Having said that, I do run GFO, and Carbon on my system, but very little. Just enough to "curb" my laziness.


----------



## disman_ca (Nov 12, 2011)

J_T is right figure out what it is that is causing it. Just keep up on cleaning the substrate with a siphon vacuum or buy sand sifting goby to clean for you.


----------



## VisualPoetry (May 16, 2006)

disman_ca said:


> J_T is right figure out what it is that is causing it. Just keep up on cleaning the substrate with a siphon vacuum or buy sand sifting goby to clean for you.


Agreed.

I think a fish died... and I can't find the corpse!


----------



## thmh (Mar 17, 2011)

VisualPoetry said:


> Agreed.
> 
> I think a fish died... and I can't find the corpse!

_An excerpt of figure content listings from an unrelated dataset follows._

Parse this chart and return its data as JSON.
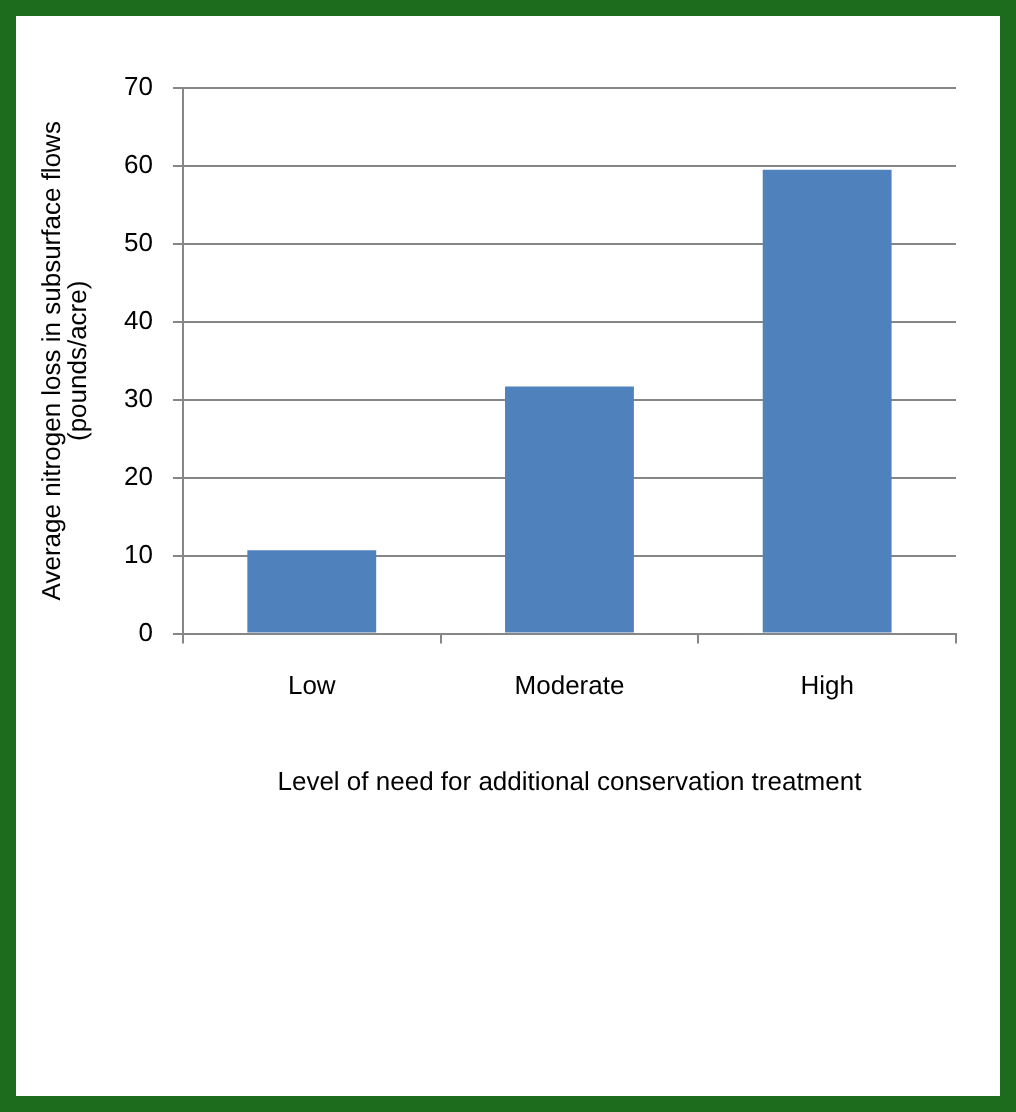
{
  "chart_data": {
    "type": "bar",
    "xlabel": "Level of need for additional conservation treatment",
    "ylabel": "Average nitrogen loss in subsurface flows (pounds/acre)",
    "categories": [
      "Low",
      "Moderate",
      "High"
    ],
    "values": [
      10.7,
      31.7,
      59.5
    ],
    "color": "#4f81bd",
    "ylim": [
      0,
      70
    ],
    "yticks": [
      0,
      10,
      20,
      30,
      40,
      50,
      60,
      70
    ],
    "grid": "y",
    "legend": false
  }
}
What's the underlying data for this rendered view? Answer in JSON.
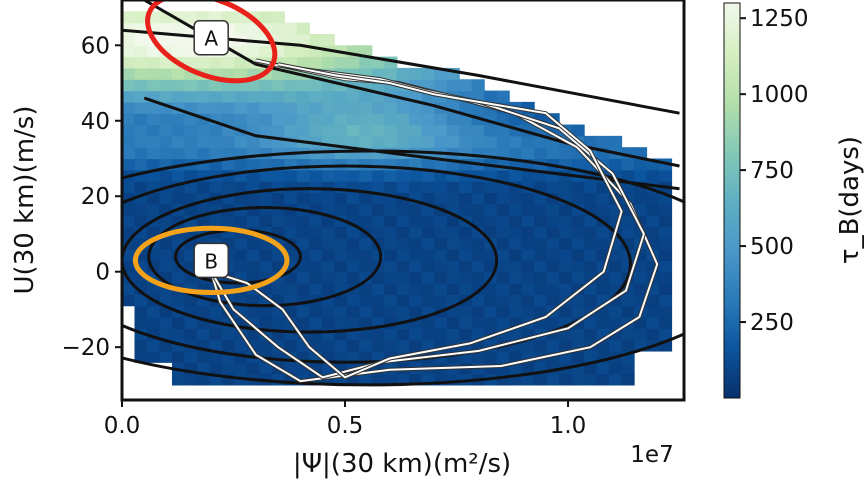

your clean up crew would have eaten that already, it could be from low flow , to much bio load or from over feeding. Try wet skimming, stir the cyno and use coral snow to bind to it.


----------



## cablemike (Jan 7, 2009)

VisualPoetry said:


> Agreed.
> 
> I think a fish died... and I can't find the corpse!


Look under the stand or behind, that's where mine always end up.. Or in my cats mouth :0


----------



## J_T (Mar 25, 2011)

cablemike said:


> Look under the stand or behind, that's where mine always end up.. Or in my cats mouth :0


Met the cats at this house.... I would be suspicious!


----------



## CRJ (Sep 7, 2012)

a phosban is a good idea, most go through this stage. Kill your lights for 2 full days to kill it, and run the phosban to get rid of all the phosphate. also look at how much your feeding, and possibly cut it in half. what i was feeding originally in a day, now lasts me near 4-5 days. 

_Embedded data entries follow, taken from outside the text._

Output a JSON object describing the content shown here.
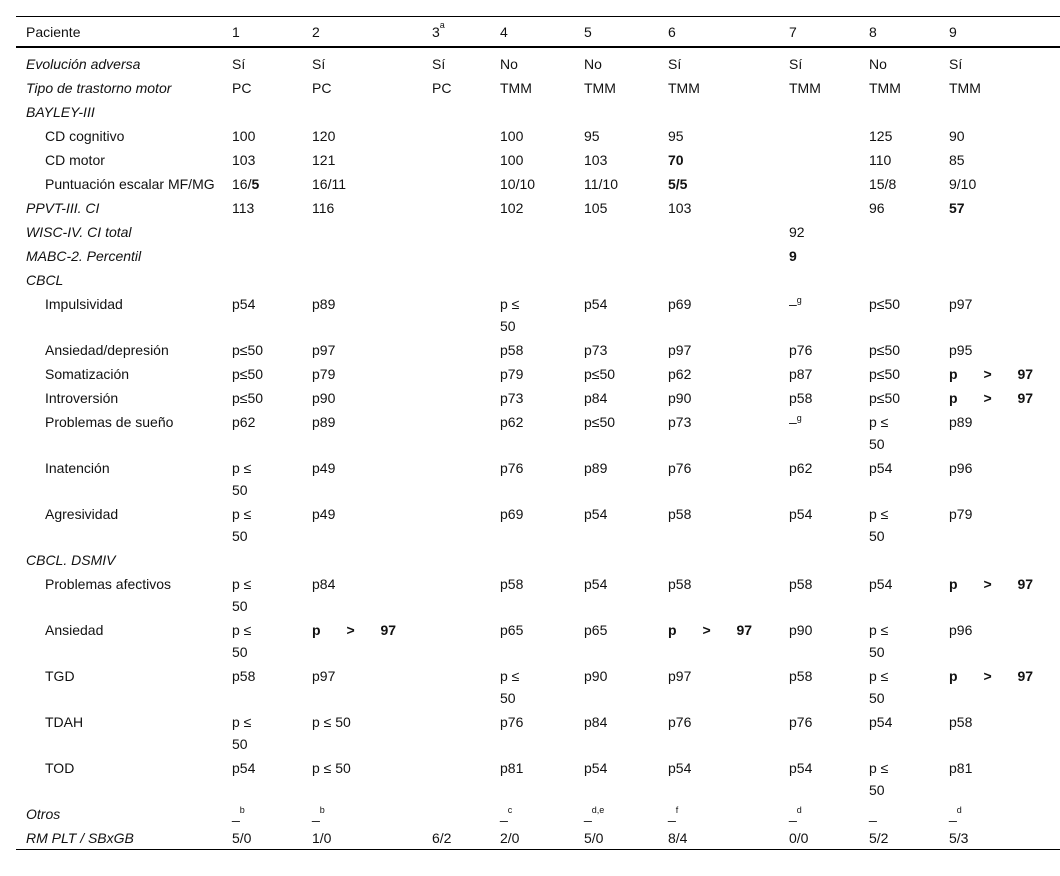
{
  "header": [
    "Paciente",
    "1",
    "2",
    {
      "text": "3",
      "sup": "a"
    },
    "4",
    "5",
    "6",
    "7",
    "8",
    "9"
  ],
  "rows": [
    {
      "label": "Evolución adversa",
      "italic": true,
      "cells": [
        "Sí",
        "Sí",
        "Sí",
        "No",
        "No",
        "Sí",
        "Sí",
        "No",
        "Sí"
      ]
    },
    {
      "label": "Tipo de trastorno motor",
      "italic": true,
      "cells": [
        "PC",
        "PC",
        "PC",
        "TMM",
        "TMM",
        "TMM",
        "TMM",
        "TMM",
        "TMM"
      ]
    },
    {
      "label": "BAYLEY-III",
      "italic": true,
      "cells": [
        "",
        "",
        "",
        "",
        "",
        "",
        "",
        "",
        ""
      ]
    },
    {
      "label": "CD cognitivo",
      "indent": true,
      "cells": [
        "100",
        "120",
        "",
        "100",
        "95",
        "95",
        "",
        "125",
        "90"
      ]
    },
    {
      "label": "CD motor",
      "indent": true,
      "cells": [
        "103",
        "121",
        "",
        "100",
        "103",
        {
          "text": "70",
          "bold": true
        },
        "",
        "110",
        "85"
      ]
    },
    {
      "label": "Puntuación escalar MF/MG",
      "indent": true,
      "cells": [
        {
          "text": "16/",
          "boldpart": "5"
        },
        "16/11",
        "",
        "10/10",
        "11/10",
        {
          "text": "5/5",
          "bold": true
        },
        "",
        "15/8",
        "9/10"
      ]
    },
    {
      "label": "PPVT-III. CI",
      "italic": true,
      "cells": [
        "113",
        "116",
        "",
        "102",
        "105",
        "103",
        "",
        "96",
        {
          "text": "57",
          "bold": true
        }
      ]
    },
    {
      "label": "WISC-IV. CI total",
      "italic": true,
      "cells": [
        "",
        "",
        "",
        "",
        "",
        "",
        "92",
        "",
        ""
      ]
    },
    {
      "label": "MABC-2. Percentil",
      "italic": true,
      "cells": [
        "",
        "",
        "",
        "",
        "",
        "",
        {
          "text": "9",
          "bold": true
        },
        "",
        ""
      ]
    },
    {
      "label": "CBCL",
      "italic": true,
      "cells": [
        "",
        "",
        "",
        "",
        "",
        "",
        "",
        "",
        ""
      ]
    },
    {
      "label": "Impulsividad",
      "indent": true,
      "cells": [
        "p54",
        "p89",
        "",
        {
          "text": "p ≤ 50",
          "narrow": true
        },
        "p54",
        "p69",
        {
          "text": "–",
          "sup": "g"
        },
        "p≤50",
        "p97"
      ]
    },
    {
      "label": "Ansiedad/depresión",
      "indent": true,
      "cells": [
        "p≤50",
        "p97",
        "",
        "p58",
        "p73",
        "p97",
        "p76",
        "p≤50",
        "p95"
      ]
    },
    {
      "label": "Somatización",
      "indent": true,
      "cells": [
        "p≤50",
        "p79",
        "",
        "p79",
        "p≤50",
        "p62",
        "p87",
        "p≤50",
        {
          "text": "p > 97",
          "bold": true,
          "wide": true
        }
      ]
    },
    {
      "label": "Introversión",
      "indent": true,
      "cells": [
        "p≤50",
        "p90",
        "",
        "p73",
        "p84",
        "p90",
        "p58",
        "p≤50",
        {
          "text": "p > 97",
          "bold": true,
          "wide": true
        }
      ]
    },
    {
      "label": "Problemas de sueño",
      "indent": true,
      "cells": [
        "p62",
        "p89",
        "",
        "p62",
        "p≤50",
        "p73",
        {
          "text": "–",
          "sup": "g"
        },
        {
          "text": "p ≤ 50",
          "narrow": true
        },
        "p89"
      ]
    },
    {
      "label": "Inatención",
      "indent": true,
      "cells": [
        {
          "text": "p ≤ 50",
          "narrow": true
        },
        "p49",
        "",
        "p76",
        "p89",
        "p76",
        "p62",
        "p54",
        "p96"
      ]
    },
    {
      "label": "Agresividad",
      "indent": true,
      "cells": [
        {
          "text": "p ≤ 50",
          "narrow": true
        },
        "p49",
        "",
        "p69",
        "p54",
        "p58",
        "p54",
        {
          "text": "p ≤ 50",
          "narrow": true
        },
        "p79"
      ]
    },
    {
      "label": "CBCL. DSMIV",
      "italic": true,
      "cells": [
        "",
        "",
        "",
        "",
        "",
        "",
        "",
        "",
        ""
      ]
    },
    {
      "label": "Problemas afectivos",
      "indent": true,
      "cells": [
        {
          "text": "p ≤ 50",
          "narrow": true
        },
        "p84",
        "",
        "p58",
        "p54",
        "p58",
        "p58",
        "p54",
        {
          "text": "p > 97",
          "bold": true,
          "wide": true
        }
      ]
    },
    {
      "label": "Ansiedad",
      "indent": true,
      "cells": [
        {
          "text": "p ≤ 50",
          "narrow": true
        },
        {
          "text": "p > 97",
          "bold": true,
          "wide": true
        },
        "",
        "p65",
        "p65",
        {
          "text": "p > 97",
          "bold": true,
          "wide": true
        },
        "p90",
        {
          "text": "p ≤ 50",
          "narrow": true
        },
        "p96"
      ]
    },
    {
      "label": "TGD",
      "indent": true,
      "cells": [
        "p58",
        "p97",
        "",
        {
          "text": "p ≤ 50",
          "narrow": true
        },
        "p90",
        "p97",
        "p58",
        {
          "text": "p ≤ 50",
          "narrow": true
        },
        {
          "text": "p > 97",
          "bold": true,
          "wide": true
        }
      ]
    },
    {
      "label": "TDAH",
      "indent": true,
      "cells": [
        {
          "text": "p ≤ 50",
          "narrow": true
        },
        "p ≤ 50",
        "",
        "p76",
        "p84",
        "p76",
        "p76",
        "p54",
        "p58"
      ]
    },
    {
      "label": "TOD",
      "indent": true,
      "cells": [
        "p54",
        "p ≤ 50",
        "",
        "p81",
        "p54",
        "p54",
        "p54",
        {
          "text": "p ≤ 50",
          "narrow": true
        },
        "p81"
      ]
    },
    {
      "label": "Otros",
      "italic": true,
      "cells": [
        {
          "text": "_",
          "sup": "b"
        },
        {
          "text": "_",
          "sup": "b"
        },
        "",
        {
          "text": "_",
          "sup": "c"
        },
        {
          "text": "_",
          "sup": "d,e"
        },
        {
          "text": "_",
          "sup": "f"
        },
        {
          "text": "_",
          "sup": "d"
        },
        "_",
        {
          "text": "_",
          "sup": "d"
        }
      ]
    },
    {
      "label": "RM PLT / SBxGB",
      "italic": true,
      "cells": [
        "5/0",
        "1/0",
        "6/2",
        "2/0",
        "5/0",
        "8/4",
        "0/0",
        "5/2",
        "5/3"
      ]
    }
  ]
}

Your corals will be fine without light for a bit, just keep the blinds in the room open so its not complete darkness. 

as for material, i run antiphos, but most do the same. on my new tank ill be running 2 phosban 150's with carbon and antiphos.


----------



## VisualPoetry (May 16, 2006)

Thanks for the reply folks.

I bought a phosban 150 and added some PURA.

My corals LOVE it. My water has cleared up and my fish are much more lively now as well. The cyano is receding so it appears the phosban is just awesome.

Prior to this, I had 2 frogspawns which were near dead... after the first night, they were in full bloom - it's amazing.

The sad part: my mandarin fish has disappeared. Hopefully he's just in the back of the tank - but I'm hoping the phosban didn't kill off all of the pods!


----------